The joy of it all is that all this biochemical evidence is supportive of the working principles of the Naturopaths of the last few centuries, who have worked to support “The Life Force”. What is this “Life Force”? Insofar as it is a subtle force, as yet undetected by Science, it attracts the derision of the sceptics. But one can choose whether or not to regard this as a subtle force. If that does not fall within your belief system, then you can simply look at the energetic flux of chemical change within the cells and equate that with the Life Force.

The fact is that the healthy cell is characterised by an ebullient metabolism, a dynamic system of energetic processes fuelled by ATP (adenosine triphosphate, the “energy currency of the cell). The cell’s ability to manufacture and utilize ATP is determined by the integrity of its enzyme systems and its intracellular structures.

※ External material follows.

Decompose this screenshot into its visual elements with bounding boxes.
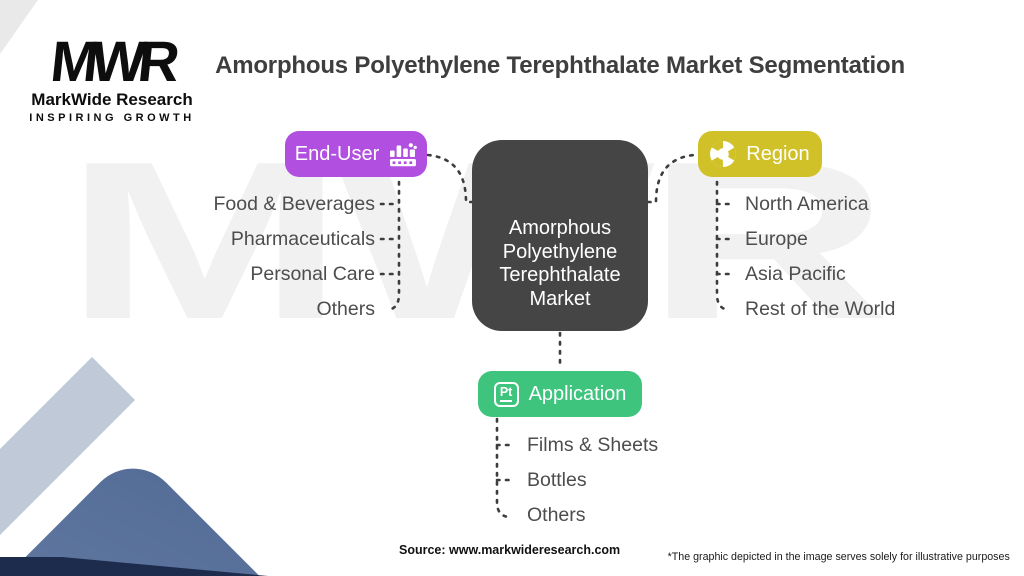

The whole strategy of Naturopathic Nutritional Medicine is aimed at normalizing and activating the cells’ own internal systems. If the cells, and therefore the body, are ailing and sluggish, it aims to return the cellular metabolism to normal, and so restore vitality and health. The orthodox nutritionist is seemingly fumbling and at a loss if asked to take any action towards restoring health. He knows not what to do. His training has certainly not informed him as to what to do unless it is a straightforward nutritional deficiency illness like scurvy or beri-beri. So, in most cases of ill health he or she is powerless.